19 Mayıs Atatürk’ü Anma Gençlik ve Spor Bayramı Bilkent Semfoni Orkestrası’nca büyük bir konserle kutlandı. 16 yaşından 28 yaşına kadar genç solistlerin yer aldığı konserde Alan Thomas’tan Paganini’ye kadar bir çok sanatçının eserleri çalındı. Gecenin yönetmeni Işın Metin, ona eşlik eden solistler ise Cem Önertürk, Ceren Baran, Renato Lupu, Hande Uçar ve Elvin Hoxha Ganiyev idi.
Konser, Alan Thomas’ın Flüt ve Gitar için Konçerto‘su ile başladı. Bu eser Klasik Gitar dergisi tarafından “Çağdaş Gitar İçin Bestelenen Eserlerin En İyisi” seçilmişti. Eserin bestecisi Alan Thomas, 1997 Gaudeamus Yorumcular Yarışması’nda birinci olduktan sonra (o güne kadar en büyük ödülü kazanan tek gitarist) Avrupa’nın önde gelen solistleri arasına girdi. Sanatçı, Flüt ve Gitar için Konçerto’da Balkan ve İspanyol ezgilerini başarılı bir şekilde yansıtmış. Eserin ilk parçasında sanatçı, gençlik ve aşk duygularını anlatmış. İkinci parçada ise orta yaşı anlatan eser aynı zamanda ulaşılamayan aşkı da anlatıyor. Son bölümün ana teması ise yine gençlik ve aşkı anlatan bir temaydı. Tüm bunlar bir yana flütte Cem Önertürk ve gitarda Ceren Baran oldukça çok iyi bir ikiliydi. Bana göre konserin en etkili kısmı birinci eserdi. İkinci eser ise “cazı senfonik bicide yorumlayan sanatçı”nın en meşhur eseri Rhapsody in Blue idi. Eser, Anglo-Sakson halk melodileri ve kovboy ezgilerinden esinlenerrek hazırlanmış. Müzik formu olarak hızlı-ağır-hızlı biçimdeydi. Bütün temalar 4/4’lük ölçüdeki gam dizisi içinde bemollü notalar kullanılarak, minör etkisiyle hüzünlü bir hava yarattı. Cazın mutlaka bir dans ritmi yansıtması gerektiğine inanlar için ne yazık ki bu eser o düşünceyi yerle bir ediyor.

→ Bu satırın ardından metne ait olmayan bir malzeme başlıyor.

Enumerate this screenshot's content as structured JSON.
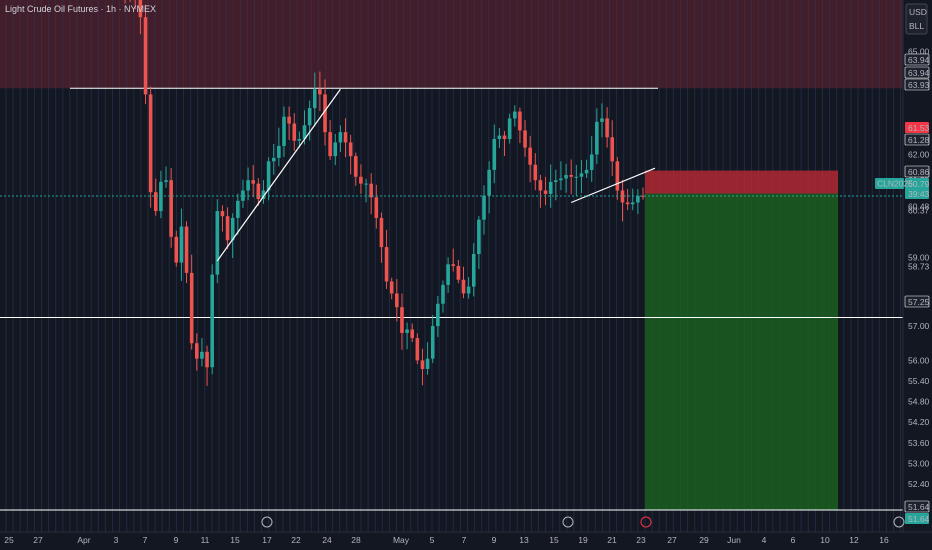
{
  "header": {
    "title": "Light Crude Oil Futures · 1h · NYMEX",
    "currency": "USD",
    "unit": "BLL"
  },
  "colors": {
    "background": "#131722",
    "up": "#26a69a",
    "down": "#ef5350",
    "supply_zone": "#f23645",
    "stop_box": "#b22833",
    "target_box": "#1b5e20",
    "price_label_dark": "#1e222d",
    "price_label_red": "#f23645",
    "price_label_green": "#26a69a"
  },
  "chart_data": {
    "type": "candlestick",
    "symbol": "CLN2025",
    "y_axis_ticks": [
      "65.00",
      "62.00",
      "61.25",
      "60.48",
      "60.37",
      "59.00",
      "58.73",
      "57.00",
      "56.00",
      "55.40",
      "54.80",
      "54.20",
      "53.60",
      "53.00",
      "52.40",
      "51.80"
    ],
    "ylim": [
      51.0,
      66.5
    ],
    "x_axis_ticks": [
      "25",
      "27",
      "Apr",
      "3",
      "7",
      "9",
      "11",
      "15",
      "17",
      "22",
      "24",
      "28",
      "May",
      "5",
      "7",
      "9",
      "13",
      "15",
      "19",
      "21",
      "23",
      "27",
      "29",
      "Jun",
      "4",
      "6",
      "10",
      "12",
      "16"
    ],
    "price_labels": [
      {
        "value": "63.94",
        "style": "dark"
      },
      {
        "value": "63.94",
        "style": "dark"
      },
      {
        "value": "63.93",
        "style": "dark"
      },
      {
        "value": "61.53",
        "style": "red"
      },
      {
        "value": "61.28",
        "style": "dark"
      },
      {
        "value": "60.86",
        "style": "dark"
      },
      {
        "value": "60.79",
        "style": "green"
      },
      {
        "value": "39:43",
        "style": "green"
      },
      {
        "value": "57.25",
        "style": "dark"
      },
      {
        "value": "51.64",
        "style": "dark"
      },
      {
        "value": "51.64",
        "style": "green"
      }
    ],
    "symbol_label": "CLN2025",
    "price_path": [
      [
        0,
        66.8
      ],
      [
        3,
        66.5
      ],
      [
        4,
        65.5
      ],
      [
        5,
        62.0
      ],
      [
        6,
        59.8
      ],
      [
        7,
        60.9
      ],
      [
        8,
        61.5
      ],
      [
        9,
        61.0
      ],
      [
        10,
        58.2
      ],
      [
        11,
        59.5
      ],
      [
        12,
        60.3
      ],
      [
        13,
        56.8
      ],
      [
        14,
        56.2
      ],
      [
        15,
        55.9
      ],
      [
        16,
        56.6
      ],
      [
        17,
        55.0
      ],
      [
        17.5,
        58.5
      ],
      [
        18,
        59.5
      ],
      [
        19,
        61.2
      ],
      [
        20,
        59.2
      ],
      [
        21,
        59.8
      ],
      [
        22,
        60.5
      ],
      [
        23,
        60.8
      ],
      [
        24,
        61.1
      ],
      [
        25,
        61.4
      ],
      [
        26,
        60.9
      ],
      [
        27,
        60.5
      ],
      [
        28,
        61.4
      ],
      [
        29,
        62.2
      ],
      [
        30,
        61.6
      ],
      [
        31,
        62.9
      ],
      [
        32,
        63.3
      ],
      [
        33,
        62.5
      ],
      [
        34,
        62.3
      ],
      [
        35,
        62.6
      ],
      [
        36,
        63.1
      ],
      [
        37,
        63.6
      ],
      [
        38,
        64.2
      ],
      [
        39,
        63.3
      ],
      [
        40,
        62.0
      ],
      [
        41,
        61.9
      ],
      [
        42,
        62.8
      ],
      [
        43,
        62.5
      ],
      [
        44,
        62.2
      ],
      [
        45,
        61.7
      ],
      [
        46,
        61.0
      ],
      [
        47,
        61.3
      ],
      [
        48,
        61.0
      ],
      [
        49,
        60.5
      ],
      [
        50,
        59.8
      ],
      [
        51,
        58.8
      ],
      [
        52,
        57.8
      ],
      [
        53,
        58.1
      ],
      [
        54,
        57.0
      ],
      [
        55,
        56.6
      ],
      [
        56,
        57.2
      ],
      [
        57,
        56.1
      ],
      [
        58,
        55.9
      ],
      [
        59,
        55.6
      ],
      [
        60,
        56.5
      ],
      [
        61,
        57.5
      ],
      [
        62,
        57.8
      ],
      [
        63,
        58.6
      ],
      [
        64,
        59.0
      ],
      [
        65,
        58.5
      ],
      [
        66,
        58.2
      ],
      [
        67,
        57.7
      ],
      [
        68,
        58.6
      ],
      [
        69,
        59.6
      ],
      [
        70,
        60.6
      ],
      [
        71,
        61.0
      ],
      [
        72,
        62.1
      ],
      [
        73,
        62.8
      ],
      [
        74,
        62.3
      ],
      [
        75,
        62.6
      ],
      [
        76,
        63.5
      ],
      [
        77,
        63.0
      ],
      [
        78,
        62.4
      ],
      [
        79,
        62.0
      ],
      [
        80,
        61.4
      ],
      [
        81,
        61.1
      ],
      [
        82,
        60.8
      ],
      [
        83,
        60.9
      ],
      [
        84,
        61.5
      ],
      [
        85,
        61.0
      ],
      [
        86,
        61.6
      ],
      [
        87,
        61.2
      ],
      [
        88,
        61.5
      ],
      [
        89,
        61.2
      ],
      [
        90,
        61.7
      ],
      [
        91,
        61.4
      ],
      [
        92,
        62.6
      ],
      [
        93,
        63.3
      ],
      [
        94,
        62.8
      ],
      [
        95,
        62.2
      ],
      [
        96,
        61.4
      ],
      [
        97,
        60.5
      ],
      [
        98,
        60.7
      ],
      [
        99,
        60.4
      ],
      [
        100,
        60.8
      ],
      [
        101,
        60.79
      ]
    ],
    "drawings": {
      "horizontal_lines": [
        63.93,
        57.25,
        51.64
      ],
      "supply_zone_bottom": 63.93,
      "trendlines": [
        {
          "from": [
            18,
            58.9
          ],
          "to": [
            42,
            63.9
          ]
        },
        {
          "from": [
            87,
            60.6
          ],
          "to": [
            101,
            61.6
          ]
        }
      ],
      "position": {
        "entry": 60.86,
        "stop": 61.53,
        "target": 51.64,
        "start_bar": 101,
        "end_bar": 131
      }
    }
  }
}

Üçüncü parça ise Hande Uçar’ın solistliği eşliğinde Liszt’ten Totentanz idi. Lisztin ne kadar büyük bir usta olduğunu anlatmak kelime israfından başka bir şey değil. Bu eser zaman zaman piyanisti zorlasa da piyanist genç yaşına rağmen gayet başarılı bir performans sergiledi. Konserin son parçası ise Paganini’nin Keman Konçertosu (no 1) idi. Ayrıca bu parçanın solisti 16 yaşındaki Elvin Holxha Ganiyev’di. Sanatçı ilk sahneye çıktığında heyecandan yerinde duramasa da kemanı eline aldığı zaman tüm heyecanını attı. Solist eserdeki hüznü anlatabilmek için tüm hünerini sahneye döktü ki zaten Paganini’nin eserini çalabilmek büyük bir maharet ister .
Eserlerin yanı sıra, ambiyansı değerlendirmek gerekirse, salon hemen hemen doluydu. Lakin, üzücü bir nokta gençlerin sayısının az olmasıydı. Her parçadan sonra solistler ve orkestra deyim yerindeyse salon inleyinceye kadar alkışlandı. Konserin sonunda kaç olduğunu sayamadım ama Şef Işın Metin en az 4-5 kere tekrardan sahneye gelmek zorunda kaldı. Eğer bir sonraki bayramınızı güzel bir şekilde sonlandırmak istiyorsanız, B.S.O. bunu sizin için en iyi şekilde yapıyor.